On the competition. Who knows who Alinghi put Daly in touch with, but Alinghi and their owner, spiteful and hurt billionaire Ernesto Bertarelli, just took a very serious beating at the hands of Ellison. Who do you think they tried to find for Daly? Someone who might support the Ellison cause? Of course not. Who they found is a nobody. Nobody has ever heard of this guy, I have looked into it too. To top that, the very next day after Daly posted the so-called non-proposal story from out of Valencia, the mayor of Valencia, Rita Barbera, said on live camera that her city had indeed offered 250 million Euros in (already) purpose-built facilities, but that the Americans had deemed the Italian offer to be stronger. Why would the ACEA have turned down the Valencia offer she spoke of, if the Italian offer was not in fact stronger? The fact that insiders in Rome are holding their cards close to the vest should be no surprise. They WANT this prize, believe me.

This is a very big deal. It is not going to solve other city budget allocation issues, decide who gets what from the $6 Billion.
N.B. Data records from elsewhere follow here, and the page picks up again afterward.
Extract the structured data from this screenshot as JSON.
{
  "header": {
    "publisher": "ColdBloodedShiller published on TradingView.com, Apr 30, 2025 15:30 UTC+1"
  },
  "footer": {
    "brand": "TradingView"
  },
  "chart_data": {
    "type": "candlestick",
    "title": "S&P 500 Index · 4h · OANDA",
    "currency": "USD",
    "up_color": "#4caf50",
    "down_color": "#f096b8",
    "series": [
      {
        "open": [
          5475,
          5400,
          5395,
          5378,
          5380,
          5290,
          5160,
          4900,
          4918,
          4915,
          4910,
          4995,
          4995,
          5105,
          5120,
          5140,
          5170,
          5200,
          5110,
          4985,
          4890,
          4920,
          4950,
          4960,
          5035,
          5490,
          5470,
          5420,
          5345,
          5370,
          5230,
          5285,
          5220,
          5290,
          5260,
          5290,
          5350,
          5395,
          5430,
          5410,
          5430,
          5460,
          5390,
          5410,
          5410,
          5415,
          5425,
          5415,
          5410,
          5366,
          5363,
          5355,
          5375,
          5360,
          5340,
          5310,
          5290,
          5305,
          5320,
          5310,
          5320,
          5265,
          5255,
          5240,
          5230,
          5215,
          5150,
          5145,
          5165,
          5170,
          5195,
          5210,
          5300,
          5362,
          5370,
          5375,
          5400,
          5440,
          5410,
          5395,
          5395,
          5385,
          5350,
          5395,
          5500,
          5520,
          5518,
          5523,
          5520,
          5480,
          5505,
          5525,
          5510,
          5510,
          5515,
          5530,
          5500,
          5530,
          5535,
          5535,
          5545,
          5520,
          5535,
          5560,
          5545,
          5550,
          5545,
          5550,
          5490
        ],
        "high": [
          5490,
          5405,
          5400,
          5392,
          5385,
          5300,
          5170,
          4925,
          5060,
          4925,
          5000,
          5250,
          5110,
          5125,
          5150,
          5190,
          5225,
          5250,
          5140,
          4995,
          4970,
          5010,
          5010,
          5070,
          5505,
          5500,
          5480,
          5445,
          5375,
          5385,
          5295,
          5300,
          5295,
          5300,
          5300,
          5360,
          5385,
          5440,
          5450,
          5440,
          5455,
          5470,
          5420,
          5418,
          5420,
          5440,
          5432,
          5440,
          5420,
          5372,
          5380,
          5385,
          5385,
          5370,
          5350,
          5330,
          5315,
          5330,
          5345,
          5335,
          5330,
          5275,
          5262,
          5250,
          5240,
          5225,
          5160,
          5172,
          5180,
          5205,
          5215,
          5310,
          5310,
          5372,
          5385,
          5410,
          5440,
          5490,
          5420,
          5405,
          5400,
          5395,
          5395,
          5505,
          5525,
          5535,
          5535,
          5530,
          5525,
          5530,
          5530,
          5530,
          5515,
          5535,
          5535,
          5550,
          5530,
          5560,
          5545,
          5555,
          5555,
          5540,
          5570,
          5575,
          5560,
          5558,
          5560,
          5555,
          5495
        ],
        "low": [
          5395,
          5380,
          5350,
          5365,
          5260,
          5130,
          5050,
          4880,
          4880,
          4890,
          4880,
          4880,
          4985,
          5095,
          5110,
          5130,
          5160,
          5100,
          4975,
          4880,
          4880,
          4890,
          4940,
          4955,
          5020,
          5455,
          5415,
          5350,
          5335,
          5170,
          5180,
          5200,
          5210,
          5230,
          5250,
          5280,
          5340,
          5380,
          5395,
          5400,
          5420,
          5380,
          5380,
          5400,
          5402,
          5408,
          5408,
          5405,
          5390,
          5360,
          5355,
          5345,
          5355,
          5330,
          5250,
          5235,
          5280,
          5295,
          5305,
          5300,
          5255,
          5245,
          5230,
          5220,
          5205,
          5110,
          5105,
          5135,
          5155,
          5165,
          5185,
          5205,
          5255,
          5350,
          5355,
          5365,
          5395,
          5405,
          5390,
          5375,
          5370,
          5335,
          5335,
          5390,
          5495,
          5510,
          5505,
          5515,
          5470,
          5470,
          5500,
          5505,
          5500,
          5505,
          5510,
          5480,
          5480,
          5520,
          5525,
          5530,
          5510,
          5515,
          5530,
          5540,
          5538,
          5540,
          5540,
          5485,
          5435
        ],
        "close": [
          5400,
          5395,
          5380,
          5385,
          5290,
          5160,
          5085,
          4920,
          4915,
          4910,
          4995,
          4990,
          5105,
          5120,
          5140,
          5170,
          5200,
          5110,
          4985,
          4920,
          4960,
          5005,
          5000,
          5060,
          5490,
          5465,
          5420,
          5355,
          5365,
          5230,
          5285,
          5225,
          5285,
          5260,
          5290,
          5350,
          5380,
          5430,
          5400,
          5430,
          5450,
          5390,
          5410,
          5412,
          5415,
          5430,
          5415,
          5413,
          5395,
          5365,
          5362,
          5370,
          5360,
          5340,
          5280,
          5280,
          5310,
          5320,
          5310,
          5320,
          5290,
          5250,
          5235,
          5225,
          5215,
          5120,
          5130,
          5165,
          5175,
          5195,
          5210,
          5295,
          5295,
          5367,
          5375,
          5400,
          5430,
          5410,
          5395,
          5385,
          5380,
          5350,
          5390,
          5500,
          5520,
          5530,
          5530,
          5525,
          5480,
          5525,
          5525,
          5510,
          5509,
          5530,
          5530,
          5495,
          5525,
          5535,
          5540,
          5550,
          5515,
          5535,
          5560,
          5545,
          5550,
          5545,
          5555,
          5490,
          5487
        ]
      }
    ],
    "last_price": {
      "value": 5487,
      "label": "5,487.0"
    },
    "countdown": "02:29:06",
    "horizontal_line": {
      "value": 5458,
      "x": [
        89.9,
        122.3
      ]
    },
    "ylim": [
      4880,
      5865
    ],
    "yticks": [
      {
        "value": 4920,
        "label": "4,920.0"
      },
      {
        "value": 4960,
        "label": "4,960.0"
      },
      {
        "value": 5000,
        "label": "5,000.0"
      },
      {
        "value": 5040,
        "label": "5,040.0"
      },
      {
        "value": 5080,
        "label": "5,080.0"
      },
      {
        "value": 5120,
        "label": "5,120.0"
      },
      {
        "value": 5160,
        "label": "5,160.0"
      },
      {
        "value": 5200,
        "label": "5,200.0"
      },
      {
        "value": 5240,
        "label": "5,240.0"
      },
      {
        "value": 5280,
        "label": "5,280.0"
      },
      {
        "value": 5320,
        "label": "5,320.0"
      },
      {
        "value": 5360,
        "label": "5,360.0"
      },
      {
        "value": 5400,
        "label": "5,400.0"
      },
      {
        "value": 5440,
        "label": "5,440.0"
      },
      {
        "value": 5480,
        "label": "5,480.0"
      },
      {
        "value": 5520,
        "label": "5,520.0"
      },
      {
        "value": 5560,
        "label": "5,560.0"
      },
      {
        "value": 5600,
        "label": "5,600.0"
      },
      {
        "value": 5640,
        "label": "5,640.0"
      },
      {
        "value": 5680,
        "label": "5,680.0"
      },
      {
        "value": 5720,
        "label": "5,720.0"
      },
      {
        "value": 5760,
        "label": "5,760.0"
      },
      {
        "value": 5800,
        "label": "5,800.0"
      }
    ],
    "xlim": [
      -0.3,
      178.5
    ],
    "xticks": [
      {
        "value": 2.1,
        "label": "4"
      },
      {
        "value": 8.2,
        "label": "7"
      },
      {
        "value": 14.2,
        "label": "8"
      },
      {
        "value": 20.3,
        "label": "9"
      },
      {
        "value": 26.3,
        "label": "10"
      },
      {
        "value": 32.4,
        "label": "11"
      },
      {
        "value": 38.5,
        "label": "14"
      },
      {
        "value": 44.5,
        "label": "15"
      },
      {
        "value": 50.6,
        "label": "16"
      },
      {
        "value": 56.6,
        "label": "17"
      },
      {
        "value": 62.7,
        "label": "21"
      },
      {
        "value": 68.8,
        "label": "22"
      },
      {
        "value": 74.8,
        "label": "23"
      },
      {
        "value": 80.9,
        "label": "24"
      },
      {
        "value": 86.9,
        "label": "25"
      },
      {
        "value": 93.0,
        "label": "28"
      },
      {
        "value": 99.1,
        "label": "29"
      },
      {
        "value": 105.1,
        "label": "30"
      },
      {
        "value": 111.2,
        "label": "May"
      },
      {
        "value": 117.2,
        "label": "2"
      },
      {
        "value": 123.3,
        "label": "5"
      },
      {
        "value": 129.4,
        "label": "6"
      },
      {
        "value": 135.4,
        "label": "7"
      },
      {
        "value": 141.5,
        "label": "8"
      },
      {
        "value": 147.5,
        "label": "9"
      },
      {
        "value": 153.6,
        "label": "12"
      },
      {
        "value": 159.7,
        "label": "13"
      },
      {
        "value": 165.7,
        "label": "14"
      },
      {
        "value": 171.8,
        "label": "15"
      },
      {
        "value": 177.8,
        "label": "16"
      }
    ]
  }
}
But it will, if wiser heads than Daly's prevail, generate an enormous boost to the city overall, as well as massive improvements to the waterfront that have no other good prospects for them at all.

Lastly: This is a about a fantastic, clean, beautiful, proud image for San Francisco. The America's Cup puts places positively on the world map like almost nothing else does. Yes, SF could use that about now! Quite frankly, articles like this do the opposite.

Posted by Guest on Nov. 30, 2010 @ 8:48 pm

You have one number wrong.

Ellison spent a decade pursuing the Cup at a total cost of $1 billion, not $100 million !!!

Posted by Stingray on Nov. 30, 2010 @ 9:29 pm

On one hand you mention hard economic times as an impact to raising sponsorship and a reason for not supporting a billionaires yacht race and yet on the other you fail to see that hard economic times are exactly the reason why the piers in question will continue to rot. So the lost rent figures are slightly skewed given that context.

Surely it's better to continue to improve the water front and host a world class event that will generate revenue you would never have seen anyway than hold out for another property developer that will be looking for a killer deal as well but will bring no new tourism to the city.

Posted by Guest on Nov. 30, 2010 @ 11:24 pm

Once upon a time, hosting the America's Cup was a prestigious thing. In fact, one of the reasons for competing for the America's Cup was to win the right to host the event the next time around.

It's a shame that the Golden Gate Yacht Club and Larry Ellison put the event out to tender. Instead, winning the Cup should have been the same as winning the right to host the Olympics. The citizens of San Francisco should have started planning to host the event the day after BMW ORACLE beat Alinghi.

Major events always cause these fights. People in Albert Park in Melbourne don't like the F1 Grand Prix there and it probably loses the city some cash, but it puts the city on the international stage for a couple of days a year and generates some tourism dollars. The UK people are ambivalent about the cost of the Olympics, but hopefully there will be some legacy infrastructure that comes out of it.

Some people are going to make money, some people are going to lose money. The Golden Gate Yacht Club should just announce with pride that they are glad to have won the right to hold the America's Cup in San Francisco, then everyone should get on with making it an incredible event.

Posted by Dave Fuller on Dec. 01, 2010 @ 2:23 am

These billionaires will not be satisfied until we begin to present them with a stream publicly funded of gold bricks.